Treehouse has made Javascript accessible. It’s made learning Javascript feel achievable. When I first told one of my friends that I was learning how to build websites my freshmen year in college, he said “Aren’t you bad at math though?”. I’ve always seen myself as he described me: someone who is bad at math and bad at languages. I struggled through physics. I struggled through calculus. I fought hard to do well in Latin (I did end up doing well through sheer grit). I saw Computer Science in the same light. Here’s the trick: find the tool that works for you to learn the best way you learn. I’m an interactive learner. I ask questions. a lot of questions. I want to be quizzed. I need to apply things when I learn them. I don’t do well just hearing someone talk – I need to see it. Treehouse is this tool for me. Find the tool for you.
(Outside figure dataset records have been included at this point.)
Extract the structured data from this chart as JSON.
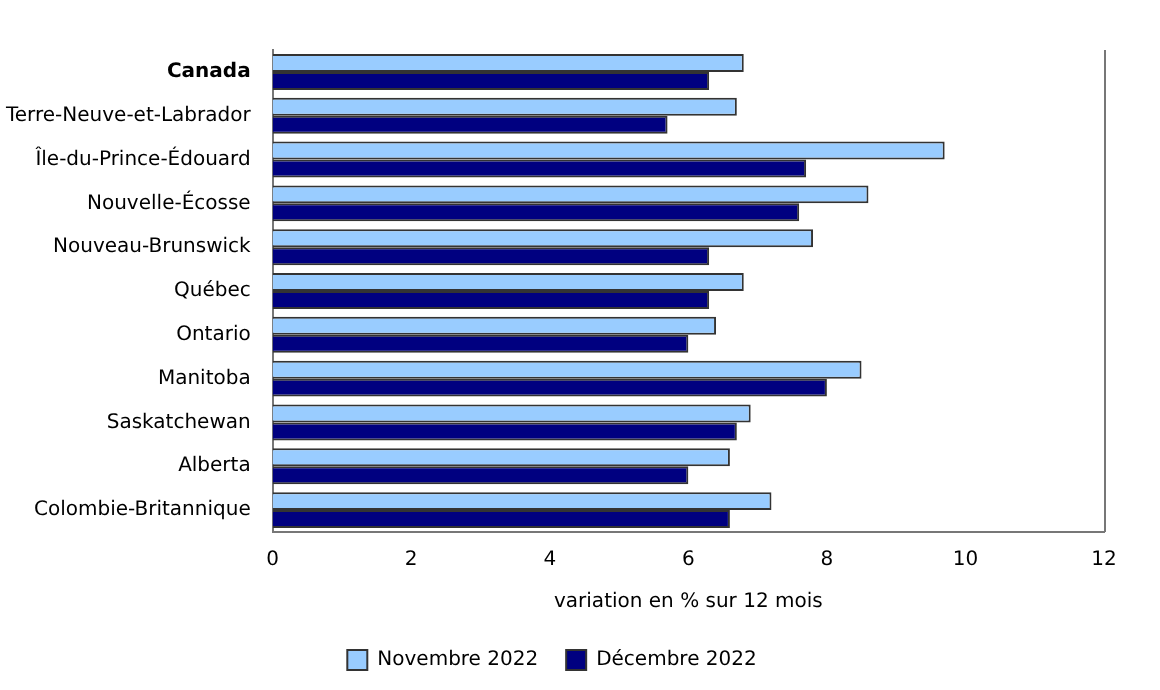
{
  "chart_data": {
    "type": "bar",
    "orientation": "horizontal",
    "xlabel": "variation en % sur 12 mois",
    "categories": [
      "Canada",
      "Terre-Neuve-et-Labrador",
      "Île-du-Prince-Édouard",
      "Nouvelle-Écosse",
      "Nouveau-Brunswick",
      "Québec",
      "Ontario",
      "Manitoba",
      "Saskatchewan",
      "Alberta",
      "Colombie-Britannique"
    ],
    "series": [
      {
        "name": "Novembre 2022",
        "color": "#99ccff",
        "values": [
          6.8,
          6.7,
          9.7,
          8.6,
          7.8,
          6.8,
          6.4,
          8.5,
          6.9,
          6.6,
          7.2
        ]
      },
      {
        "name": "Décembre 2022",
        "color": "#000080",
        "values": [
          6.3,
          5.7,
          7.7,
          7.6,
          6.3,
          6.3,
          6.0,
          8.0,
          6.7,
          6.0,
          6.6
        ]
      }
    ],
    "xlim": [
      0,
      12
    ],
    "xticks": [
      0,
      2,
      4,
      6,
      8,
      10,
      12
    ],
    "grid": false,
    "legend": "bottom"
  }
}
Personally, it’s been exciting to connect these dots and begin to cross off this item on my to do list. More than anything, I’m realizing the more skills and ideas you learn, the more solutions you can come up with and the more you can help. Whether it’s learning a programming language or reading a new book about an idea you’ve never heard of, everything connects in some way. I am a firm believer that whatever you are learning today to give it 100% because it will be useful in some capacity later. While learning Javascript has a very easy to see use case long term, it doesn’t mean it’s more valuable than something that’s not as easy to see (like the skills learned in leading a team or project).